Zvi's observation that the Pentagon fundamentally misunderstands how LLMs work — demanding absolute guarantees from probabilistic systems — is the deeper issue. This isn't a company being difficult; it's a category error in procurement. You can't contractually guarantee that a language model will never produce a specific output. Treating it like a deterministic weapons system is how you get bad policy.

Meanwhile, the SWE-bench results tell a story about the changing geography of AI capability. Four Chinese models in the top 10 of an independent, non-self-reported benchmark. StepFun's Step 3.5 Flash — 196B parameters, runs on a Mac Studio — is the kind of model that would have been unthinkable a year ago. The open-source floor keeps rising, and it's rising fastest in China. Export controls are slowing hardware access but clearly not preventing competitive model development.

The ChinaTalk datacenter analysis adds useful precision: the US builds more cost-efficiently, but H200 access would close the gap dramatically. The variable that matters most is hardware, which is exactly the lever export controls target. The question is whether the controls are buying time or just changing the shape of the competition.

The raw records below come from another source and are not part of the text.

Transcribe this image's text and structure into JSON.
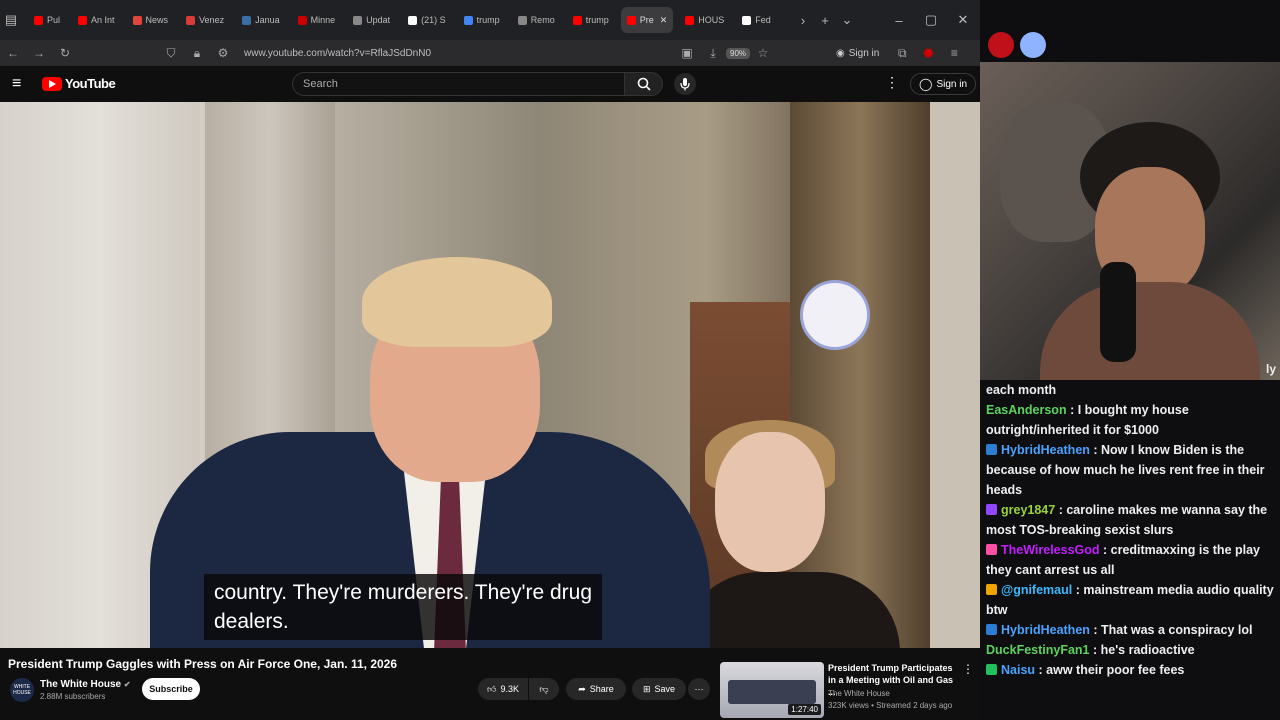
{
  "browser": {
    "tabs": [
      {
        "label": "Pul",
        "color": "#ff0000",
        "active": false
      },
      {
        "label": "An Int",
        "color": "#ff0000",
        "active": false
      },
      {
        "label": "News",
        "color": "#e2453c",
        "active": false
      },
      {
        "label": "Venez",
        "color": "#d93b3b",
        "active": false
      },
      {
        "label": "Janua",
        "color": "#3a6ea5",
        "active": false
      },
      {
        "label": "Minne",
        "color": "#cc0000",
        "active": false
      },
      {
        "label": "Updat",
        "color": "#888888",
        "active": false
      },
      {
        "label": "(21) S",
        "color": "#ffffff",
        "active": false
      },
      {
        "label": "trump",
        "color": "#4285f4",
        "active": false
      },
      {
        "label": "Remo",
        "color": "#888888",
        "active": false
      },
      {
        "label": "trump",
        "color": "#ff0000",
        "active": false
      },
      {
        "label": "Pre",
        "color": "#ff0000",
        "active": true
      },
      {
        "label": "HOUS",
        "color": "#ff0000",
        "active": false
      },
      {
        "label": "Fed",
        "color": "#ffffff",
        "active": false
      }
    ],
    "url": "www.youtube.com/watch?v=RflaJSdDnN0",
    "zoom": "90%",
    "sign_in": "Sign in"
  },
  "youtube": {
    "logo_text": "YouTube",
    "search_placeholder": "Search",
    "sign_in": "Sign in",
    "caption": "country. They're murderers. They're drug\ndealers.",
    "video_title": "President Trump Gaggles with Press on Air Force One, Jan. 11, 2026",
    "channel": {
      "name": "The White House",
      "subscribers": "2.88M subscribers",
      "avatar_text": "WHITE HOUSE",
      "subscribe_label": "Subscribe"
    },
    "actions": {
      "likes": "9.3K",
      "share": "Share",
      "save": "Save"
    },
    "recommendation": {
      "title": "President Trump Participates in a Meeting with Oil and Gas ...",
      "channel": "The White House",
      "views": "323K views • Streamed 2 days ago",
      "duration": "1:27:40"
    }
  },
  "chat": {
    "overflow_top": "each month",
    "cam_overlay_text": "ly",
    "messages": [
      {
        "user": "EasAnderson",
        "color": "#5dd35d",
        "badge": "",
        "text": "I bought my house outright/inherited it for $1000"
      },
      {
        "user": "HybridHeathen",
        "color": "#4aa3ff",
        "badge": "#2a7fd4",
        "text": "Now I know Biden is the because of how much he lives rent free in their heads"
      },
      {
        "user": "grey1847",
        "color": "#9ad23c",
        "badge": "#9147ff",
        "text": "caroline makes me wanna say the most TOS-breaking sexist slurs"
      },
      {
        "user": "TheWirelessGod",
        "color": "#c41eff",
        "badge": "#ff4fa3",
        "text": "creditmaxxing is the play they cant arrest us all"
      },
      {
        "user": "@gnifemaul",
        "color": "#3cb9ff",
        "badge": "#f0a500",
        "text": "mainstream media audio quality btw"
      },
      {
        "user": "HybridHeathen",
        "color": "#4aa3ff",
        "badge": "#2a7fd4",
        "text": "That was a conspiracy lol"
      },
      {
        "user": "DuckFestinyFan1",
        "color": "#5dd35d",
        "badge": "",
        "text": "he's radioactive"
      },
      {
        "user": "Naisu",
        "color": "#4aa3ff",
        "badge": "#21c05c",
        "text": "aww their poor fee fees"
      }
    ]
  },
  "colors": {
    "youtube_red": "#ff0000",
    "chat_bg": "#0e0e10",
    "browser_chrome": "#202124"
  }
}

Saudi Arabia's $3B check to xAI continues the pattern we've tracked — the Gulf states aren't just buying compute capacity, they're buying seats at the frontier AI table. Between Humain's xAI investment and the compute infrastructure drawing companies like Luma AI, the Middle East is becoming a genuine third pole. The geopolitics of AI is no longer bilateral.

Bottom line: The Pentagon is about to learn that you can't coerce safety-conscious AI companies into compliance without making the entire ecosystem less safe. The Chinese model surge continues regardless of export controls. And the compute race just acquired another well-funded axis. The singularity doesn't respect bilateral frameworks.